Nearly 10,000 Long Covid patients in Netherlands unable to work
Nearly 10,000 Long Covid patients in the Netherlands have been declared fully or partially incapacitated for work. At the end of August, benefits agency UWV paid out occupational disability (WIA) benefits to 9,746 people due to Long Covid, also called post-Covid syndrome, the Volksrkant reports.
Another 1,246 people received WIA benefits with Long Covid as the secondary diagnosis, meaning that they are unable to work due to symptoms from the syndrome, combined with another illness. WIA benefits are provided to employees who have been unable or barely able to work due to illness for two years or longer.

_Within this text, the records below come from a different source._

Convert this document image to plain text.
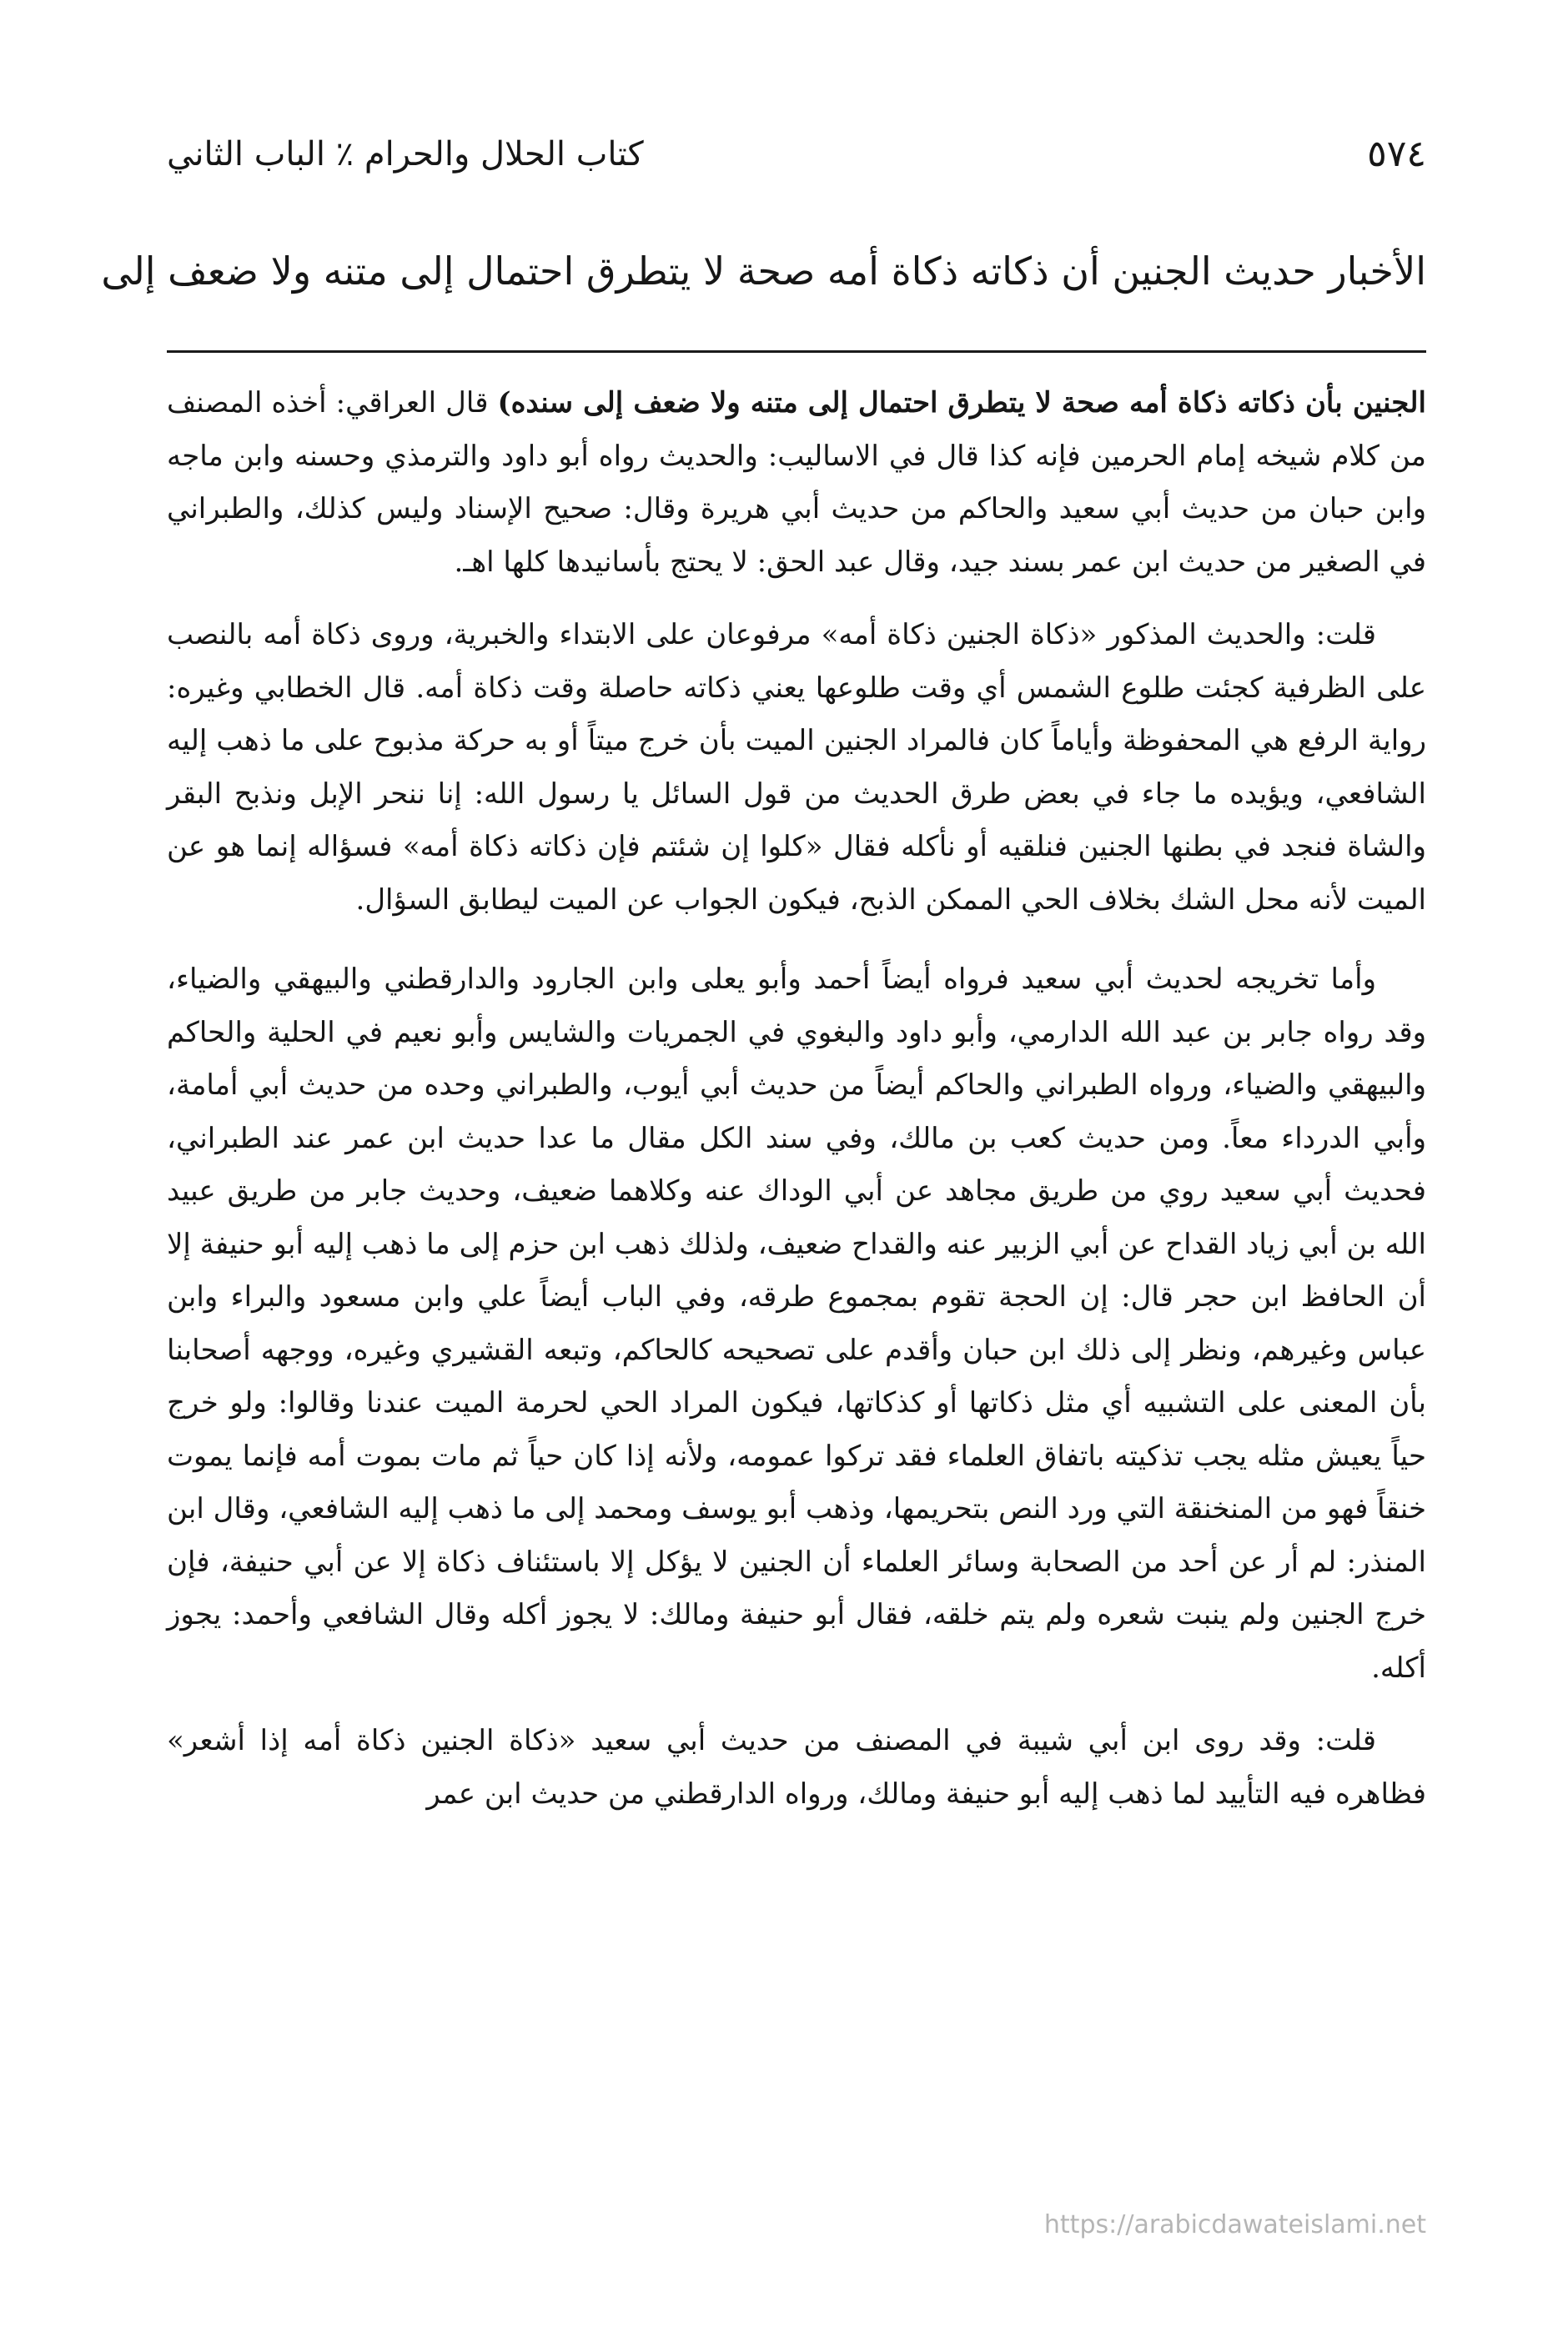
٥٧٤
كتاب الحلال والحرام ٪ الباب الثاني
الأخبار حديث الجنين أن ذكاته ذكاة أمه صحة لا يتطرق احتمال إلى متنه ولا ضعف إلى

الجنين بأن ذكاته ذكاة أمه صحة لا يتطرق احتمال إلى متنه ولا ضعف إلى سنده) قال العراقي: أخذه المصنف من كلام شيخه إمام الحرمين فإنه كذا قال في الاساليب: والحديث رواه أبو داود والترمذي وحسنه وابن ماجه وابن حبان من حديث أبي سعيد والحاكم من حديث أبي هريرة وقال: صحيح الإسناد وليس كذلك، والطبراني في الصغير من حديث ابن عمر بسند جيد، وقال عبد الحق: لا يحتج بأسانيدها كلها اهـ.

قلت: والحديث المذكور «ذكاة الجنين ذكاة أمه» مرفوعان على الابتداء والخبرية، وروى ذكاة أمه بالنصب على الظرفية كجئت طلوع الشمس أي وقت طلوعها يعني ذكاته حاصلة وقت ذكاة أمه. قال الخطابي وغيره: رواية الرفع هي المحفوظة وأياماً كان فالمراد الجنين الميت بأن خرج ميتاً أو به حركة مذبوح على ما ذهب إليه الشافعي، ويؤيده ما جاء في بعض طرق الحديث من قول السائل يا رسول الله: إنا ننحر الإبل ونذبح البقر والشاة فنجد في بطنها الجنين فنلقيه أو نأكله فقال «كلوا إن شئتم فإن ذكاته ذكاة أمه» فسؤاله إنما هو عن الميت لأنه محل الشك بخلاف الحي الممكن الذبح، فيكون الجواب عن الميت ليطابق السؤال.

وأما تخريجه لحديث أبي سعيد فرواه أيضاً أحمد وأبو يعلى وابن الجارود والدارقطني والبيهقي والضياء، وقد رواه جابر بن عبد الله الدارمي، وأبو داود والبغوي في الجمريات والشايس وأبو نعيم في الحلية والحاكم والبيهقي والضياء، ورواه الطبراني والحاكم أيضاً من حديث أبي أيوب، والطبراني وحده من حديث أبي أمامة، وأبي الدرداء معاً. ومن حديث كعب بن مالك، وفي سند الكل مقال ما عدا حديث ابن عمر عند الطبراني، فحديث أبي سعيد روي من طريق مجاهد عن أبي الوداك عنه وكلاهما ضعيف، وحديث جابر من طريق عبيد الله بن أبي زياد القداح عن أبي الزبير عنه والقداح ضعيف، ولذلك ذهب ابن حزم إلى ما ذهب إليه أبو حنيفة إلا أن الحافظ ابن حجر قال: إن الحجة تقوم بمجموع طرقه، وفي الباب أيضاً علي وابن مسعود والبراء وابن عباس وغيرهم، ونظر إلى ذلك ابن حبان وأقدم على تصحيحه كالحاكم، وتبعه القشيري وغيره، ووجهه أصحابنا بأن المعنى على التشبيه أي مثل ذكاتها أو كذكاتها، فيكون المراد الحي لحرمة الميت عندنا وقالوا: ولو خرج حياً يعيش مثله يجب تذكيته باتفاق العلماء فقد تركوا عمومه، ولأنه إذا كان حياً ثم مات بموت أمه فإنما يموت خنقاً فهو من المنخنقة التي ورد النص بتحريمها، وذهب أبو يوسف ومحمد إلى ما ذهب إليه الشافعي، وقال ابن المنذر: لم أر عن أحد من الصحابة وسائر العلماء أن الجنين لا يؤكل إلا باستئناف ذكاة إلا عن أبي حنيفة، فإن خرج الجنين ولم ينبت شعره ولم يتم خلقه، فقال أبو حنيفة ومالك: لا يجوز أكله وقال الشافعي وأحمد: يجوز أكله.

قلت: وقد روى ابن أبي شيبة في المصنف من حديث أبي سعيد «ذكاة الجنين ذكاة أمه إذا أشعر» فظاهره فيه التأييد لما ذهب إليه أبو حنيفة ومالك، ورواه الدارقطني من حديث ابن عمر

https://arabicdawateislami.net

The WIA benefits for Long Covid patients cost the treasury at least 200 million euros per year, insurance physician and lawyer Jim Faas calculated for the newspaper. The costs are structural. Long Covid doesn’t have a cure yet.
On Friday, the Netherlands’ first three Long Covid outpatient clinics will open in Amsterdam, Rotterdam, and Maastricht. There, doctors can help around 1,000 patients find ways to manage their symptoms with existing medicines. The other university hospitals in the Netherlands should also open outpatient clinics for Long Covid in a few months.
The disability benefit figures show how big and how invisible the Long Covid problem is, former GP Alfons Olde Loohuis of C-support, the organization that supports patients with long-term symptoms after a coronavirus infection, told the newspaper. “I know young people who have been in bed for four years. They do not feel heard and not seen. They have an elusive disease for which doctors do not yet have a solution.”
Around 32,000 patients are currently registered with C-support and over 300 new patients register every month, Olde Loohuis said. The most dramatic cases date from the first wave of coronavirus infections, before vaccinations, he said. But people are still getting Long Covid, often after a mild infection.